O mercado já se encontrava defasado e agora ainda está mais volátil. A infiltração de serviços terceirizados, a busca de preços, a velocidade com que as coisas devem ser produzidas e a sua geração de efeitos, tem cada vez se tornado mais insípida.
Com isso se sobressai a pergunta, onde e como fica a qualidade de uma identidade bem desenvolvida, estudada e fundamentada em cima do que o cliente (empresa) é, e do que seu público-alvo deseja, para se identificar? Se com um simples clic ou uma busca no Google se encontra ‘n’ empresas que ofertam a R$ 199,00 o desenvolvimento da logomarca, e ainda por cima, ao ‘gosto do cliente’, e tudo produzido ao cúmulo de 5 dias.

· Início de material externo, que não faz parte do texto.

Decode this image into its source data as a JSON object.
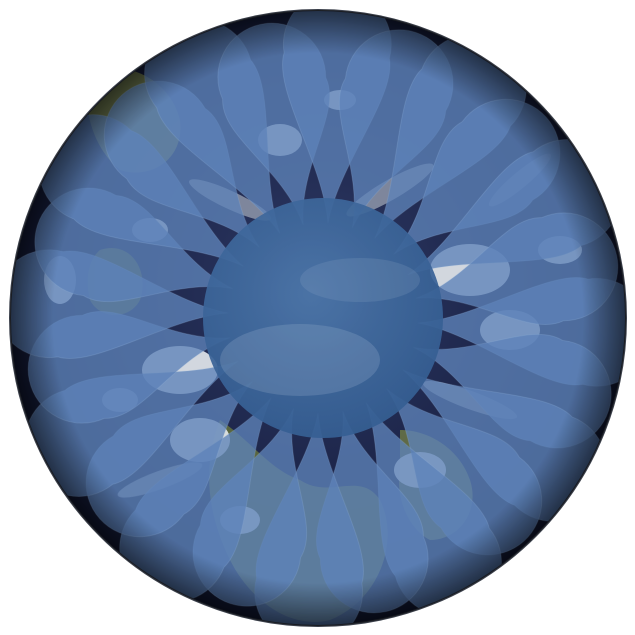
{
  "image": {
    "subject": "earth-globe-with-flower-overlay",
    "colors": {
      "background": "#ffffff",
      "ocean_dark": "#151d3a",
      "ocean_mid": "#2a3560",
      "land": "#5d6b3c",
      "cloud": "#e8ecef",
      "petal": "#5d83b8",
      "petal_opacity": "0.78",
      "center_disc": "#3f6a9e"
    },
    "petal_count": 24
  }
}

A adequação, a ânsia por se ter uma IMAGEM a zelar, que tenha força o suficiente em agüentar pelo menos 50 anos de mercado, ficam aonde?
A sensação que fica é que os empresários somente se importam com: preço, prazo e resultado. Mas não podemos esquecer que nem sempre pagar barato, é sinônimo de que se terá resultado, bem pelo contrário. Como se confiar em algo feito em 5 dias, qual o estudo que se pode ter para desenvolver uma marca relativamente boa nesse curto prazo?
Infelizmente a decadência da ética publicitária toma conta do mundo digital, e enfraquece a imagem das empresas, levando-as ao erro de não terem mais uma identidade e sim um ícone de visualização. A era digital está ai, mas porque não utilizá-la da maneira correta?